State agencies and departments are starting the process of developing operating plans for next fiscal year based on the budget appropriations passed by the legislature and signed by Governor Fallin.
The Office of Juvenile Affairs received an increase that will keep a facility open, but the Oklahoma Arts Council took at 7.25 percent cut that will affect the arts grants to organizations statewide.
The Oklahoma Conservation Commission also received less funding that will affect operations and a federal allocation for dam repair. The Oklahoma Department of Wildlife Conservation receives no state tax dollars but anticipates a larger budget because of increasing license fees. The Oklahoma Department of Emergency Management’s budget decreases will not affect operations because of federal funding to the department.
A budget increase from last fiscal year will allow the Office of Juvenile Affairs to keep a girls-only facility open and operating. During the state budget-making process, Director Keith Wilson said any budget reductions would result in the closure of the Norman-based Oklahoma Juvenile Center for Girls, which was opened approximately two years ago. “It wouldn’t just have been in jeopardy. It would have closed,” Wilson said.
Oklahoma Arts Council Executive Director Amber Sharples said she is currently putting together the agency’s fiscal year 2016 budget after receiving a 7.25 percent cut in state appropriations. Sharples said, “We anticipated the cuts knowing that all the agencies across the state were going to have to, in most cases, take some form of a reduction given the shortfall. However we are down 32 percent since fiscal year 2008 and 2009 and our appropriations on the state level are close to the 1997 level.”
The Oklahoma Conservation Commission received at 3.94 percent cut in state funding and Executive Director Trey Lam painted a grim picture for the upcoming fiscal year last Monday. Lam said though the $611 million shortfall was “not positive for pretty much anybody,” the decision to cut the commission’s budget was disappointing. “As you go forward in beginning discussions, the chance of having the same number of employees is very small,” said Lam. “Business won’t be conducted as usual, staffing won’t be as usual. We have to think outside the box.” In addition, the Oklahoma Conservation Commission received no allocation in their 2016 fiscal year state appropriations toward watershed rehabilitation. Lam said the most shocking was the lack of funds given for dam repair. OCC was given $32 million in federal funds, but must match the monies with $8.8 million in state-appropriated dollars.

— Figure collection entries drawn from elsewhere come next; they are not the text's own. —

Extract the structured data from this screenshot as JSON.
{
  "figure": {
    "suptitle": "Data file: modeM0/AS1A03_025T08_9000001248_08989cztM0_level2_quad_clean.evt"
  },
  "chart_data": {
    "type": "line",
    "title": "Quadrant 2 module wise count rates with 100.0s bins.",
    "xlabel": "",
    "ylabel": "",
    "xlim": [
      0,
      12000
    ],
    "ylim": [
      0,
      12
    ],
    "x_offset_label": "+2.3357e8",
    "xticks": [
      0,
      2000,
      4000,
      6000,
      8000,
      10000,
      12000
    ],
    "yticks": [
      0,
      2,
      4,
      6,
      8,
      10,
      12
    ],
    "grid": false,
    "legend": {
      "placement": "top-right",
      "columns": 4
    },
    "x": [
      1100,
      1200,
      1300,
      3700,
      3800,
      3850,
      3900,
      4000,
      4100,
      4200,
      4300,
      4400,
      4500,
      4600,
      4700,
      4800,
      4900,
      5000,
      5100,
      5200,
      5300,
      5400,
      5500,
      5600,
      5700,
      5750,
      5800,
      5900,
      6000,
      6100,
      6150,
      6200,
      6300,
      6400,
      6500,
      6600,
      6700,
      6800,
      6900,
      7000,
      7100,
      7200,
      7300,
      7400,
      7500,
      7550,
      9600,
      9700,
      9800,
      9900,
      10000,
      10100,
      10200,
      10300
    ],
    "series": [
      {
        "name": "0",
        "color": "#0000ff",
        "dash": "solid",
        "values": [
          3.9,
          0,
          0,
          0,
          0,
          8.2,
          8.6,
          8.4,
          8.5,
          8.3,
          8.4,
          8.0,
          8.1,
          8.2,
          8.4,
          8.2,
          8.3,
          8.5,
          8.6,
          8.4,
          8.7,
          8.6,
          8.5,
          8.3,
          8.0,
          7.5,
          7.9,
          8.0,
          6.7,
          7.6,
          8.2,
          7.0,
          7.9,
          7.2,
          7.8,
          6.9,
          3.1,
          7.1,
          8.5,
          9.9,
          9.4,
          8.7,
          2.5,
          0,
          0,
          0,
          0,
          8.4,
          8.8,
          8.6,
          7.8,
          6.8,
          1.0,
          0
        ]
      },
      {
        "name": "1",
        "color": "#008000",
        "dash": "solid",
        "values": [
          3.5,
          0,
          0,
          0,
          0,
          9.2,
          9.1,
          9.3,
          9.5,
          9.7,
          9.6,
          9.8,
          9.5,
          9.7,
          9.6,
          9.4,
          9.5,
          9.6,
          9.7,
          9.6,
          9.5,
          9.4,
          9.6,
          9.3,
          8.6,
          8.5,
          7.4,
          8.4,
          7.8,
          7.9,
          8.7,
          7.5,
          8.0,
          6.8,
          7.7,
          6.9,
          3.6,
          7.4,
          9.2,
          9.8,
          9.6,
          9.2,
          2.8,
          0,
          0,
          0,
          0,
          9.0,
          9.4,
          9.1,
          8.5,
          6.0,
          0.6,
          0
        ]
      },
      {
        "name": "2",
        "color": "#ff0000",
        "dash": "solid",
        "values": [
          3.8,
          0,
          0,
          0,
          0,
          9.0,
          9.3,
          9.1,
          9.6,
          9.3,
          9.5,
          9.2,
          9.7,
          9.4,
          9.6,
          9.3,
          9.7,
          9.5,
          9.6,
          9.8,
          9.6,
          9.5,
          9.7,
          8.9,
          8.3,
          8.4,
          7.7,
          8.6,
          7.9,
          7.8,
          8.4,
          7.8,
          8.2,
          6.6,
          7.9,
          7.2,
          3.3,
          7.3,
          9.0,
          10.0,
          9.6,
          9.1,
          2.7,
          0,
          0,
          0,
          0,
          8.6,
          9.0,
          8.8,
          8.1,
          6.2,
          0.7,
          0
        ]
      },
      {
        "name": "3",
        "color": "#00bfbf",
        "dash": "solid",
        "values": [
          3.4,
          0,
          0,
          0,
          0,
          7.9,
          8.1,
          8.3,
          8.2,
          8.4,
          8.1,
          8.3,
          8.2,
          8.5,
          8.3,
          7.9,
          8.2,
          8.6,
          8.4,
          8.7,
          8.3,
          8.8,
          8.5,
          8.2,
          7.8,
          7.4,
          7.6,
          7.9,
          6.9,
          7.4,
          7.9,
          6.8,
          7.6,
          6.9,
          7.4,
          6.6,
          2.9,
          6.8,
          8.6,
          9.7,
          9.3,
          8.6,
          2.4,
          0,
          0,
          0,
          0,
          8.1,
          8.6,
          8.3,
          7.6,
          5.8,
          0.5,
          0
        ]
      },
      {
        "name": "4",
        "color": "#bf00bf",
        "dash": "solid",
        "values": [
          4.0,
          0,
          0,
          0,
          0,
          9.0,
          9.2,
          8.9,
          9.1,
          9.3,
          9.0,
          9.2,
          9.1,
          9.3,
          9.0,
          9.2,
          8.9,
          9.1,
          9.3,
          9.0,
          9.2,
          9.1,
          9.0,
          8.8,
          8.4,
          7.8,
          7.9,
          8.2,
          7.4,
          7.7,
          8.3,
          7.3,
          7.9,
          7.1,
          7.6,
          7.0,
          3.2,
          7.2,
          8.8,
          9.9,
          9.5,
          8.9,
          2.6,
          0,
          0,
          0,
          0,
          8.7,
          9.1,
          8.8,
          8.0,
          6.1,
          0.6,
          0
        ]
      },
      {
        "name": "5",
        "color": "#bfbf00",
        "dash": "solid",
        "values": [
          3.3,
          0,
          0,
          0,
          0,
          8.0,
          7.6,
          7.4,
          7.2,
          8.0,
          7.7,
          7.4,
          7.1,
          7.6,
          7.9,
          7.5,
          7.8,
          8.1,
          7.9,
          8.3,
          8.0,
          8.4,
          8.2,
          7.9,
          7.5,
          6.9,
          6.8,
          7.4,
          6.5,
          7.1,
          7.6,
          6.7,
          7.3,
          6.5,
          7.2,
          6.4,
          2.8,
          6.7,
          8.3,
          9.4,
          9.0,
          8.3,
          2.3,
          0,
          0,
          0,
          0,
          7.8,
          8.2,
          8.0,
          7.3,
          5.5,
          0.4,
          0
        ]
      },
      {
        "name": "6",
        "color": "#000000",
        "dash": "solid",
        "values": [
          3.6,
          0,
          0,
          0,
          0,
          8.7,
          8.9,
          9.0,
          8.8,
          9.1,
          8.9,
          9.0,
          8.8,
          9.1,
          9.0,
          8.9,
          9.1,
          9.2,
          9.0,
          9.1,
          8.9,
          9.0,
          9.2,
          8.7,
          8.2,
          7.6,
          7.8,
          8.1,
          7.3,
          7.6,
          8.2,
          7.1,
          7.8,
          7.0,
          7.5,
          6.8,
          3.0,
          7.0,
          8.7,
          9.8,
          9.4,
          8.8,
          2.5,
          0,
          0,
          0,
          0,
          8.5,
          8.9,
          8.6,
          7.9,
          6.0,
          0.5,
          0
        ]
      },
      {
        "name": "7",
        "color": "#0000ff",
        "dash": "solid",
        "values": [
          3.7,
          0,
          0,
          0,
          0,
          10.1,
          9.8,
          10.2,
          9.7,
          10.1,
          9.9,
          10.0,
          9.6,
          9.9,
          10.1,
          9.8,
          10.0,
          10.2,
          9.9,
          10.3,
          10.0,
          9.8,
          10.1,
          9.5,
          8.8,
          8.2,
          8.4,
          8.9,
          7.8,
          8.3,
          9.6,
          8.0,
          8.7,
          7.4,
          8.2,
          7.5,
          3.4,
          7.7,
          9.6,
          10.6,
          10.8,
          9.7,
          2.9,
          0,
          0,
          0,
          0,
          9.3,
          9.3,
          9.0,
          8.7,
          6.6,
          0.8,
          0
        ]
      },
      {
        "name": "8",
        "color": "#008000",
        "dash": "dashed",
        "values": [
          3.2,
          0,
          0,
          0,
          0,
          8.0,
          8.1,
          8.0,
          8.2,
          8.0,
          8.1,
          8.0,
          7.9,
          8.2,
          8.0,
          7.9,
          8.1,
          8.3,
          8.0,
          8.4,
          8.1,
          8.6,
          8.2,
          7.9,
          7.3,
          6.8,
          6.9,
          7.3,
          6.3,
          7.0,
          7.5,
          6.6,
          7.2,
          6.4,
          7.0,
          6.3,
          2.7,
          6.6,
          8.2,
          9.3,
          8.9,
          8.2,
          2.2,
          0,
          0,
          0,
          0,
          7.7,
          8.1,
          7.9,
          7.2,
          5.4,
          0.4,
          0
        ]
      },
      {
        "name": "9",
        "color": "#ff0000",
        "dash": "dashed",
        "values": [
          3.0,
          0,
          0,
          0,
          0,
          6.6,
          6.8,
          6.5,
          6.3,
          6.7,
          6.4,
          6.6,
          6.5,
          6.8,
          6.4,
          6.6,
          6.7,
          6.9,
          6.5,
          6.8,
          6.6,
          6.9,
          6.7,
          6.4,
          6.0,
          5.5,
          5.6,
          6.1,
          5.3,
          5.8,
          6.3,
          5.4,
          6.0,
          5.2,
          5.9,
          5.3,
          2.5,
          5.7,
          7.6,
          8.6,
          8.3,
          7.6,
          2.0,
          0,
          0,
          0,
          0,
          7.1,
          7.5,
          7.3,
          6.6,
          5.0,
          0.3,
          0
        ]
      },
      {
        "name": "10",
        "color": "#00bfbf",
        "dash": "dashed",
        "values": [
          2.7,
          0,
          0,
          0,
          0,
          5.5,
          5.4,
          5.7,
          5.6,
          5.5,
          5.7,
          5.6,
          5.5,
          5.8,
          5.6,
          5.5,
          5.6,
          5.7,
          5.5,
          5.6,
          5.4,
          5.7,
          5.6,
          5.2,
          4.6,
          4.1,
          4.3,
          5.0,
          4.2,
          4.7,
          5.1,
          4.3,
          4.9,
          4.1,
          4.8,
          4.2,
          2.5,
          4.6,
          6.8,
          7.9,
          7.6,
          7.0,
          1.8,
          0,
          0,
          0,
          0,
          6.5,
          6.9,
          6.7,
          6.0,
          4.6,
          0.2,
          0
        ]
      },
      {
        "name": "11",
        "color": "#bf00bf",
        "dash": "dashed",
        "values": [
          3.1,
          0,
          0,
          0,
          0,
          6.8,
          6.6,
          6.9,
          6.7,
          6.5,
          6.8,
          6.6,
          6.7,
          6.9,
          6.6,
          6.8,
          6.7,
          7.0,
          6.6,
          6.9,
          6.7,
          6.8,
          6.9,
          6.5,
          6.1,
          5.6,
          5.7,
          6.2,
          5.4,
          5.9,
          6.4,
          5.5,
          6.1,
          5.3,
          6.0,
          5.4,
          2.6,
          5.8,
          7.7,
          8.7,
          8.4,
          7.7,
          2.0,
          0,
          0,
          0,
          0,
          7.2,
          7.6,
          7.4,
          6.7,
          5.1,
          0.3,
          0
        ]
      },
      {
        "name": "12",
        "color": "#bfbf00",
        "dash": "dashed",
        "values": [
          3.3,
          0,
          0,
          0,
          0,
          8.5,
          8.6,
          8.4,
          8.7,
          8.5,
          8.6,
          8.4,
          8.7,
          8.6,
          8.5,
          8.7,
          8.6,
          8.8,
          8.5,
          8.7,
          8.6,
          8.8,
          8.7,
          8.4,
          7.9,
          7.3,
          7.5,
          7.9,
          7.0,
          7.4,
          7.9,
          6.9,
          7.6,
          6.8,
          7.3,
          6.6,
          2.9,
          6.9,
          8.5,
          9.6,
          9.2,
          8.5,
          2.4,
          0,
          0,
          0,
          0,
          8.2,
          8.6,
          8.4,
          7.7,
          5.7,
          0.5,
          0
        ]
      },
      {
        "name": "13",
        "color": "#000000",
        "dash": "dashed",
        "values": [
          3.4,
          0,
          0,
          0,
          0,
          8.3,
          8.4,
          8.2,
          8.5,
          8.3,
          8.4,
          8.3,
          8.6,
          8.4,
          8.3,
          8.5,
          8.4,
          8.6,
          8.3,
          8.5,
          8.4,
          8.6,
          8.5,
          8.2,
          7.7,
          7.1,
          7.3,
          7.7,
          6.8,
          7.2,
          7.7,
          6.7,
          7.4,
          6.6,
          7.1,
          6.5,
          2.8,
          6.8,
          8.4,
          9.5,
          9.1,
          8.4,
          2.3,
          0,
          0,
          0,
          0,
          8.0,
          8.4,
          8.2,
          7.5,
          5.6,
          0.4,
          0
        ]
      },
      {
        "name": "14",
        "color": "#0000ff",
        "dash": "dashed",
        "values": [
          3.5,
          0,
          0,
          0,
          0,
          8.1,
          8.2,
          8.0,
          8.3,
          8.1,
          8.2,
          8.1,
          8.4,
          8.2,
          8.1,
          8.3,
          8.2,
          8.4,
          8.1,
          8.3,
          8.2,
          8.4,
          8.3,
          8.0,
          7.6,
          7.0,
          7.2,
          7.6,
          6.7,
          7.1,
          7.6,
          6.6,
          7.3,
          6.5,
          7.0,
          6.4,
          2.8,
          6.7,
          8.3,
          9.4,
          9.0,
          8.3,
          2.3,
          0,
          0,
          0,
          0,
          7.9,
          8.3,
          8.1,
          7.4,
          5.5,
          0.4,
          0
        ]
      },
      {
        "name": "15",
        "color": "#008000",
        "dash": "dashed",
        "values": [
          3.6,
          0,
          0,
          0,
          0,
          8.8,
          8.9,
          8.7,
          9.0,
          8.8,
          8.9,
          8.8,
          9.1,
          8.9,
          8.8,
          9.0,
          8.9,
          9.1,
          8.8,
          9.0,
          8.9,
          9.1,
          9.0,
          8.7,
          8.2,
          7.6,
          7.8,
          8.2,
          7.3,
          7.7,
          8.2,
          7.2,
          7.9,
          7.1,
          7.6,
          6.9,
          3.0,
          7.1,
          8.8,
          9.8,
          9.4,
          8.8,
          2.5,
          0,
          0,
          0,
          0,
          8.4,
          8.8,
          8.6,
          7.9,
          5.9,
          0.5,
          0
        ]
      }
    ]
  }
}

Despite facing a cut of more than 7 percent in state-appropriated funds, the Oklahoma Department of Emergency Management insists that there will be no noticeable impact to the way the state responds to current or future disaster declarations. Director Albert Ashwood said Thursday that his department will still be able to normally address disasters in the state’s immediate future. OES received $570,054 in state funds for Fiscal Year 2016, compared to $614,614 the previous fiscal year. “It’s not going to affect us in any way, shape or form,” Ashwood said. He added that the agency is about 90 percent federally funded and that the percentage cut to their office is much less noticeable than at other state agencies.
The Oklahoma Department of Wildlife Conservation receives no appropriated funds from the state but will have more than $1.5 million more to work with in Fiscal Year 2016 compared to last year. While presenting the coming year’s budget at the department’s regularly scheduled commission meeting, Assistant Director of Administration and Finance Melinda Sturgess-Streich said the increase was mostly due to increased license and other fees and will be used mostly for capital expenditures. The budget for FY2016 totals $63,204,976, a nearly 5 percent increase from the $61,522,252 in FY2015.